Old Bumbershoot was a mess of the biggest names in rock and pop coupled with arts and culture spectacles big and small. Spread across a few dozen stages, its 74 acres was held together by buskers, proud freaks, and a sea of humanity that filled every pathway and strawberry-sundae line. Leaving a stage is when you truly experienced the festival. It was the spontaneity and happy mistakes made possible by the one-of-a-kind atmosphere that made Bumbershoot, to borrow the words of bandmates in local indie-pop outfit LAKE, “a historic festival.” Bumbershoot—for all the megastars it once hosted—used to be the headliner. But the masses are gone, and with them possibly the festival itself.

Bumbershoot can’t go small. That’s not possible considering the tens of thousands of moving pieces (determined attendees) it took to create it. It’s got to become something new.

One Reel brass, the ones running the fest, deserve credit for recognizing Bumbershoot’s predicament more keenly than anyone. After years of dwindling crowds, One Reel spent two seasons reinventing; last year it offered a reduced-priced “economy” ticket, and this year it reduced the price of all tickets and lowered the star power on a smaller mainstage. But the solution—a new formula for a sustainable, unique festival—remains elusive.

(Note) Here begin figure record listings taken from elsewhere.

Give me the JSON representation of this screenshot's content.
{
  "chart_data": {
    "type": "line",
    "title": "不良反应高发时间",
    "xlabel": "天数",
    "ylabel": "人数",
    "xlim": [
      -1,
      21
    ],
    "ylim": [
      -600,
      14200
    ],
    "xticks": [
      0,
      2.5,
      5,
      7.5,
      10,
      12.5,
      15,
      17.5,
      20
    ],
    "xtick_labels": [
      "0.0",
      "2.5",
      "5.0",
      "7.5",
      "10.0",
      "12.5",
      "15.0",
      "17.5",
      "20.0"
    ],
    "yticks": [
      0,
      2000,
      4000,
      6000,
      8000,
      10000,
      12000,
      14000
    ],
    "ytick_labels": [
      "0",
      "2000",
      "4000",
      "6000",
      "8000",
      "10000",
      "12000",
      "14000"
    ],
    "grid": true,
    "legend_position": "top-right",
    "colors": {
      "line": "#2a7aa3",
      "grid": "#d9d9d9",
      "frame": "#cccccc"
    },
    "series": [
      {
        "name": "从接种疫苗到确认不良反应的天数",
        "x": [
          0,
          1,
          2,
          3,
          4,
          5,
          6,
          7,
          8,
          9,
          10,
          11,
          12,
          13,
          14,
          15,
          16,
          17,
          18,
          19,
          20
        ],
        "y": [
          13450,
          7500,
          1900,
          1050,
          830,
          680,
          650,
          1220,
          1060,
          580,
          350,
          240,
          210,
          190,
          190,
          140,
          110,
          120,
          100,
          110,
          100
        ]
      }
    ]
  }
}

Maybe the tea leaves were read wrong. Maybe instead of trying to create an affordable festival for everyone, the festival should become an expen-sive festival for a targeted audience. Sasquatch!, Bonnaroo, Lollapalooza, and Coachella sell thousands of tickets long before their lineups are ever released. Fans don’t know the bands, but they know what to expect. And they’re willing to pay handsomely—almost twice the cost of Bumbershoot—to experience it. Marquee headliners, it’s been rightly said, don’t make festivals, and never defined Bumbershoot. But this year proved they’re more a catalyst of the fest’s greatness than was previously acknowledged.

Bumbershoot’s not dead. A patient base of fans enjoyed the mix of, say, Hall & Oates, Sallie Ford, and Fitz and the Tantrums. And it would be a shame—a travesty—for the festival to throw in the towel. But the takeaway from Bumbershoot 2011 is the same as from 2010: It’s gotta be different next year, or else.